Terminada la guerra, volvió a la Argentina, a pesar de que el gobierno paraguayo le pidió que se quedar. En nuestro país se desempeñó primero como "camillero" pero tres años después era el Director del Hospital Naval.
En medio de un viaje en tren que lo llevaría de Formosa a Tucumán, sucedió un curioso episodio: el tren que lo transportaba se detuvo a hacer un trasbordo de pasajeros en Estanislao del Campo, un pequeño pueblito del monte formoseño, allí una parturienta se debatía por su vida y la de su hijo en un parto y siendo el único médico que andaba por el lugar se quedó atendiéndola. Los lugareños no dudaron en pedirle que se quedará en el poblado puesto que allí no había ningún médico que los atendiera. Fue así como desde ese año 1935 y durante 51 años permaneció viviendo en Estanislao del Campo.
Al poco tiempo de vivir allí, vió aparecer a los aborígenes de las cercanías. Llegaban de cuando en cuando a los comercios y viviendas de los límites del poblado, ofreciendo canjear plumas de avestruces, arcos, flechas y otras artesanías por alguna ropa o alimento que necesitaban. Eran tribus de tobas y de pilagás. Habían sido soberanos en esos montes; pero ahora deambulaban por ellos como espectros en fuga: derrotados, miserables, desnutridos, enfermos y heridos de muerte por las invasiones extranjeras, que los castigaron sin razón ni piedad.
Se conmovió hasta los más profundo de su ser cuando advirtió la desventura que flagelaba el espíritu y el cuerpo de esos semejantes, y entendió que era su obligación moral aportar algún esfuerzo que contribuyera a beneficiarlos. En ese cometido, realizó gestiones ante el Gobierno del Territorio Nacional de Formosa y obtuvo que se les adjudicara una fracción de tierras fiscales. Allí, reuniendo a cerca de cuatrocientos naturales, fundó con éstos una Colonia Aborigen, a la que bautizó "Juan Bautista Alberdi", colonia que fue oficializada en 1948.

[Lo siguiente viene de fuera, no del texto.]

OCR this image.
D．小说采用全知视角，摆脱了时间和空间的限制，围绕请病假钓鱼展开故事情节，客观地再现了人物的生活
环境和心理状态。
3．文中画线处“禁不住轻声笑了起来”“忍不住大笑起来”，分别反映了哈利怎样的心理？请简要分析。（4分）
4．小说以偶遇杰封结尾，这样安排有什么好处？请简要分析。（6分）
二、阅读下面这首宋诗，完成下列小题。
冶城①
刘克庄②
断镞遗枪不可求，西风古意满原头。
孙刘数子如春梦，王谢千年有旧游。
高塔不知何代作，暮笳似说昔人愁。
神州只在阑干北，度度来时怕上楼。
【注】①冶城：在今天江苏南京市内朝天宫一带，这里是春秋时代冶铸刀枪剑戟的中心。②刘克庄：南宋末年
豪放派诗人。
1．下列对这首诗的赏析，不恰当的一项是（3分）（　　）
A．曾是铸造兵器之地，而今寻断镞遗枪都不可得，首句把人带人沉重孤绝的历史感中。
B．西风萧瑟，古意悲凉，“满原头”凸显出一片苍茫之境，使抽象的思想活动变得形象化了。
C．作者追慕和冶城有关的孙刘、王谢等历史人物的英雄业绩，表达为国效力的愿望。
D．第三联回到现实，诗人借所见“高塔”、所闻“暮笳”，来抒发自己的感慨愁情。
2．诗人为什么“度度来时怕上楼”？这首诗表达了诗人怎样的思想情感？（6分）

Les enseñó algunas faenas agrícolas, especialmente a cultivar el algodón, a cocer ladrillos y a construir sencillos edificios. A la vez, los atendía sanitariamente, todo, por supuesto, de manera gratuita y benéfica, hasta el extremo de invertir su propio dinero para comprarles arados y semillas. Luego edificaron una Escuela, la primera bilingüie del país, donde enseñó como maestro durante tres años, dando clases en castellano y en la lengua de esos aborígenes.
En 1981 un jurado compuesto por representantes de organismos oficiales, de entidades médicas y de laboratorios medicinales, lo distinguió con el premio al "Médico Rural Iberoamericano".
A principios de junio de 1986, cuando ya desbordaba los 91 años, se enfermó. Entonces un sobrino que residía en Rosario, el doctor José Ignacio Maradona y su esposa Amelia, lo hicieron traer para que lo asistiesen y se quedara a vivir con su familia. Cuando lo conducían pidió que no lo llevaran a un nosocomio privado; quería que lo internaran en un hospital público, "adonde va la gente pobre". Accediendo a sus deseos se lo internó en el Hospital Provincial.
Murió de vejez, poco después de despuntar la mañana del 14 de enero de 1995; le faltaban apenas unos meses para cumplir los cien años. Fue sepultado en el panteón de la familia "Maradona Villalba", en el cementerio de la ciudad de Santa Fe, junto a sus padres.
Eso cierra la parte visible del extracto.